Workaround for template not supporting transform semantic version

egan · December 2, 2024, 10:56pm

Hey team!

Semantic versioning is not supported by templates, meaning that transforms are forced into snapshot modes after a template deployment if a transform has a semantic version > 1. I have been trying to read from the output in snapshot mode and try to union that with the input and replace the output dataset by the result of the union but it looks like reading from the output in snapshot mode is not supported, I have been trying

previous_output_df = output_df.dataframe('current', schema=schema_test)
previous_output_df = output_df.dataframe('previous', schema=schema_test)

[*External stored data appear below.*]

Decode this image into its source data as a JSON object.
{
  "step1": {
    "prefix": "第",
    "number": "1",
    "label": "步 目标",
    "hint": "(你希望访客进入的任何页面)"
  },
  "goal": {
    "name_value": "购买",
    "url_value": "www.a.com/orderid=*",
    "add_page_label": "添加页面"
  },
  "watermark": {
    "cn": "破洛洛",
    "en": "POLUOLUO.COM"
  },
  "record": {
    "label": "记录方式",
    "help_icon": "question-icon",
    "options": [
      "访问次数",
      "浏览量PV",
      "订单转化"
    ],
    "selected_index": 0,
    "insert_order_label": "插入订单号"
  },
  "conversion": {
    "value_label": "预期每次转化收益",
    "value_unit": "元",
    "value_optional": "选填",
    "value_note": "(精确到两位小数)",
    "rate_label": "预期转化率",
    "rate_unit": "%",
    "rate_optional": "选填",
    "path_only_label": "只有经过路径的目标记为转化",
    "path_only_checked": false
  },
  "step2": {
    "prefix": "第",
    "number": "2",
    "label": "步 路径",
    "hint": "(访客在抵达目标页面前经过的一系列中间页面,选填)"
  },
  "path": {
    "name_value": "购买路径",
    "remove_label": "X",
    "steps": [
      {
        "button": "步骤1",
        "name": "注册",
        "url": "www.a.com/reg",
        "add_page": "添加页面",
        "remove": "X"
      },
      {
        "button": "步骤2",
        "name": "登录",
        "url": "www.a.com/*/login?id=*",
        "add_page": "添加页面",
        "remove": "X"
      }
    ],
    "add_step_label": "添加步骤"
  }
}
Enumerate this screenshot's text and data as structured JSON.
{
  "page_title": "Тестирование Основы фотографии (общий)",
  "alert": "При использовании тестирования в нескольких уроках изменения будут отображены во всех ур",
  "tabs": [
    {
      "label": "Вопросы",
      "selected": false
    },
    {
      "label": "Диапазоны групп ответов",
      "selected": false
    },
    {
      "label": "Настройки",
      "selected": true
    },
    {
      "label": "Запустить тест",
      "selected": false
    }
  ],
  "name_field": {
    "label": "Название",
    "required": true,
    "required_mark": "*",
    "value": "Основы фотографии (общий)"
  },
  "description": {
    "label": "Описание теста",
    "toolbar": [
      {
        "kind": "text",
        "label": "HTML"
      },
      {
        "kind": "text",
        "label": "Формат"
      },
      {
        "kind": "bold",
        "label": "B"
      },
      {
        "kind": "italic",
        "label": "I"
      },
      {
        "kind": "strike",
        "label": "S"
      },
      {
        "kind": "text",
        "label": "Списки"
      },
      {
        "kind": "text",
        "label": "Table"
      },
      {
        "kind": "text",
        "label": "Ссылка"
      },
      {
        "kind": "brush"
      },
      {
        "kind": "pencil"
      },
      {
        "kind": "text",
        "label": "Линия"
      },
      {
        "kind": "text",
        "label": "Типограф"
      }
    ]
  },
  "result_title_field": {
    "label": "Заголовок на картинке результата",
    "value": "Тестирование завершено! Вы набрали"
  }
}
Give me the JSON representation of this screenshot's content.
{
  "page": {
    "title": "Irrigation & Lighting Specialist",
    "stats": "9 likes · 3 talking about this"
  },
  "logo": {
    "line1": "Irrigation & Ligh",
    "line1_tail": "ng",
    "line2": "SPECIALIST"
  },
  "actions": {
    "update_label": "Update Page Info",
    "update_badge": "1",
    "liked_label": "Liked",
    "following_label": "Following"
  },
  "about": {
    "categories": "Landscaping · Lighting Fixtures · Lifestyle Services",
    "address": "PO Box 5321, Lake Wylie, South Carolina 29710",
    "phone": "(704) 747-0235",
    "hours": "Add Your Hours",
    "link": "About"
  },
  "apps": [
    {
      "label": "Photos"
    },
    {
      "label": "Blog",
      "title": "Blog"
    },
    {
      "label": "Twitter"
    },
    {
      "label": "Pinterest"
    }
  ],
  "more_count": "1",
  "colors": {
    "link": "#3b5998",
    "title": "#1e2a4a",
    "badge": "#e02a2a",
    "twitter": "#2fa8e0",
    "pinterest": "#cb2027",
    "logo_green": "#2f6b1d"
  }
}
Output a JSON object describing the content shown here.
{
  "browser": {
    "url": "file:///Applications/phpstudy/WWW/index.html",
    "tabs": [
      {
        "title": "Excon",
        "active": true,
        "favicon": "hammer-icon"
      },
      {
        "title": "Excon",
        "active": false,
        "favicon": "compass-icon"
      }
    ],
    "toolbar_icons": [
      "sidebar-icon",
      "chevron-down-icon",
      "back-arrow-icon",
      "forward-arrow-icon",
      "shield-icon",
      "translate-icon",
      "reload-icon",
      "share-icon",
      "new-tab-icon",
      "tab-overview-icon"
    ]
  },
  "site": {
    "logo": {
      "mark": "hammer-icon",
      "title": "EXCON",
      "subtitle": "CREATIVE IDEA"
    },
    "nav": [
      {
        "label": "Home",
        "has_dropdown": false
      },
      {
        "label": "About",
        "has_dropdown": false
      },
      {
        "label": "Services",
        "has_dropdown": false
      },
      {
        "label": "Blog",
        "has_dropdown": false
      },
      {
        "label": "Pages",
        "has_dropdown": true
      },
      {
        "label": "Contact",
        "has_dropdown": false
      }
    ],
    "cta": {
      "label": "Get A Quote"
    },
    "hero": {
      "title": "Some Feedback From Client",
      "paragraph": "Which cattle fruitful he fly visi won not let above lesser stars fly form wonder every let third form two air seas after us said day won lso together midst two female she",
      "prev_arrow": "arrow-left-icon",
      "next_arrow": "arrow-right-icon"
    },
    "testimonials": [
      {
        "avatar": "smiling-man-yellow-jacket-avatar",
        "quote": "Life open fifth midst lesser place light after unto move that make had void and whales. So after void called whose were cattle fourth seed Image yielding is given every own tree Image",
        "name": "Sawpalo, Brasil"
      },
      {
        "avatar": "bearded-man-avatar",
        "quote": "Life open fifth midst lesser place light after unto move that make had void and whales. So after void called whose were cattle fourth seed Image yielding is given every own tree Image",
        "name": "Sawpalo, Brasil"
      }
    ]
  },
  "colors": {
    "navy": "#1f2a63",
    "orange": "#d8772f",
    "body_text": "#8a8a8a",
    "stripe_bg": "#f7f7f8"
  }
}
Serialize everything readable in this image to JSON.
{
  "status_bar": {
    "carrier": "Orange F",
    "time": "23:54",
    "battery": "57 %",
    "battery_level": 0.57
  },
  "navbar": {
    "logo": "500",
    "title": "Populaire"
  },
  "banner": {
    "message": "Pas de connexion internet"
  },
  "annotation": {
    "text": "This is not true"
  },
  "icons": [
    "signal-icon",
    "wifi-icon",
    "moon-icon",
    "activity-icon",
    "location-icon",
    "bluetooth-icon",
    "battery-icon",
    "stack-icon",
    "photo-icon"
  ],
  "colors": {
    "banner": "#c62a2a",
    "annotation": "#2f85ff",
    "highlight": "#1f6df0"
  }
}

but previous_output_df.isEmpty() is always True. Does anyone using templates and semantic versioning in your transforms have a good way around this? It seems that reading from the output in a Java transform is allowed but not in a Python transform
Thanks!!

Ben · December 3, 2024, 10:26am

It’s generally preferred to use marketplace if possible, but I assume it’s not compatible with your usecase.

It is generally better to avoid using semantic version for handling snapshots in a templated pipeline. Instead, try using an empty snapshot trigger dataset as an input, which you can build to force a snapshot downstream. This allows you to avoid the limitation in templates and not have to encode complex logic into the pipeline. It also lets you independently snapshot installations instead of having to cut a new version. You should restrict permissions on this dataset so that it doesn’t get accidentally built regularly.

system · February 1, 2025, 10:27am

This topic was automatically closed 60 days after the last reply. New replies are no longer allowed.